James Watson y Francis Crick en 1953 |
Ayer hizo 60 años que se publicó en la revista científica Nature un breve artículo que revolucionó completamente el conocimiento de la vida. Sus autores eran Francis Crick, que entonces tenía 37 años, y James Watson, de sólo 25.
En aquella única página se describía con sencillez casi insultante la clave de la reproducción de todo ser vivo que, por supuesto, resultaba ser la misma para todos y que tenía la forma física de una escalera retorcida sobre sí misma.
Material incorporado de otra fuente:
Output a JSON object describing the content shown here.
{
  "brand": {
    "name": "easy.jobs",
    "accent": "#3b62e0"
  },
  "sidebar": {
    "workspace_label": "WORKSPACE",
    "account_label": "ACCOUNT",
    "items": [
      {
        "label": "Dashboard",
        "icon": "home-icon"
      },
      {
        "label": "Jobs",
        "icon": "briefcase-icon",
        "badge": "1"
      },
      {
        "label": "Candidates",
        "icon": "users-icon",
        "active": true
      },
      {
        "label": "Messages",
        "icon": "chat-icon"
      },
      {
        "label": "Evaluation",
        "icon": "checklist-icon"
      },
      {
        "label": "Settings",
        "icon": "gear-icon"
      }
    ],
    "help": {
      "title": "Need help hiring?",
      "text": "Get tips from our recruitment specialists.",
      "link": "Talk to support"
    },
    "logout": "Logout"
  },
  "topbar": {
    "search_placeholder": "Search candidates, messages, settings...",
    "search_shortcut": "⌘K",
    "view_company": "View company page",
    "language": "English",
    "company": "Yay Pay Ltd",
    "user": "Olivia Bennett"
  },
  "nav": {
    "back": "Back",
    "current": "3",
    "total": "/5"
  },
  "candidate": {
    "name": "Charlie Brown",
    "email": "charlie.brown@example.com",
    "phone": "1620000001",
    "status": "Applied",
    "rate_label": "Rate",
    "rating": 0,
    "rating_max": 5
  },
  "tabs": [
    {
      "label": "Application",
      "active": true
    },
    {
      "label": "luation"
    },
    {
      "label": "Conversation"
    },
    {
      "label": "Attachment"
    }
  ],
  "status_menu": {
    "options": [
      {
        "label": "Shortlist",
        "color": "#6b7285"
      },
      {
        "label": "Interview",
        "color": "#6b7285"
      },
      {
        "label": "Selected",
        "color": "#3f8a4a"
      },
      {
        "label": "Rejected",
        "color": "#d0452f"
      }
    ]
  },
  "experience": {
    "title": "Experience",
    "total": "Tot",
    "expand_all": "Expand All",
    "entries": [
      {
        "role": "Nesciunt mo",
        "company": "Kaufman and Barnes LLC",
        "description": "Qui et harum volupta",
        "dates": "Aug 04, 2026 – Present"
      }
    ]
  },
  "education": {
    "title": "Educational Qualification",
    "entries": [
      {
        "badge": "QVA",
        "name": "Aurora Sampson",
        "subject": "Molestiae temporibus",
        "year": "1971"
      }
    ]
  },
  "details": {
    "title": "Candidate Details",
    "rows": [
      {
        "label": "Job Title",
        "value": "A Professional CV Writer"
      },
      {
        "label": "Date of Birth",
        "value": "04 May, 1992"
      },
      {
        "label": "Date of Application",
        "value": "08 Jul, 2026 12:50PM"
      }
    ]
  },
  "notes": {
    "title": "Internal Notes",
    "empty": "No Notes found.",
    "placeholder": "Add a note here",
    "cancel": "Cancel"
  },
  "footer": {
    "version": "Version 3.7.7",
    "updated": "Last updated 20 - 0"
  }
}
La inquietante y elegante imagen de la doble hélice de ADN que ilustraba aquel texto se hizo muy conocida y ocupa hoy un lugar destacado y merecido en los libros de texto.
Obviamente nuestra vanidad tuvo que pagar de nuevo el humillante precio de reconocer que la complejidad de nuestro cuerpo se codifica del mismo modo que la aparente simplicidad de una bacteria o de una brizna de hierba, pero eso es algo a lo que la ciencia nos tiene acostumbrados desde que Nicolás Copérnico nos atizó en el siglo XVI con aquello de que no éramos el centro del universo. Ay!
Seis décadas después de que Watson y Crick nos dijeran dónde estaban escritas las claves de la vida el avance de otras ramas de la ciencia nos ha permitido crear el inmenso campo científico de la genómica con herramientas asombrosas para luchar contra la enfermedad, el hambre, el dolor y la muerte. Es decir, contra los enemigos seculares del género humano, que esos no cambian.
Dos reflexiones me vienen a la mente en este aniversario: Por un lado me asombro de que contra toda lógica, en una sociedad que debe tantísimo a la ciencia, aún perviva con tal intensidad la superstición de siempre, que hoy nos hace desconfiar de todo lo que venga de la investigación científica. El ejemplo más notorio y sorprendente es el auge de tantas supuestas terapias que basan su prestigio justamente en su declarada militancia anticientífica.
Pero también pienso que hemos necesitado 60 años de investigación para que aquel descubrimiento nos abra ahora las puertas a soluciones nuevas, como la ingeniería genética o la inminente prevención individual de enfermedades. Y, claro, no puedo evitar preguntarme si con alguno de los recortes actuales en investigación no nos estaremos cargado justamente ese descubrimiento que habría transformado el mundo de nuestros nietos o cuál de los investigadores que abandonarán en breve nuestras universidades (movilidad exterior… le llama la ministra Bañez) tal vez se estará llevando consigo la misma genialidad que en su momento demostraron los dos jóvenes investigadores al entender entonces la escalera retorcida del ADN.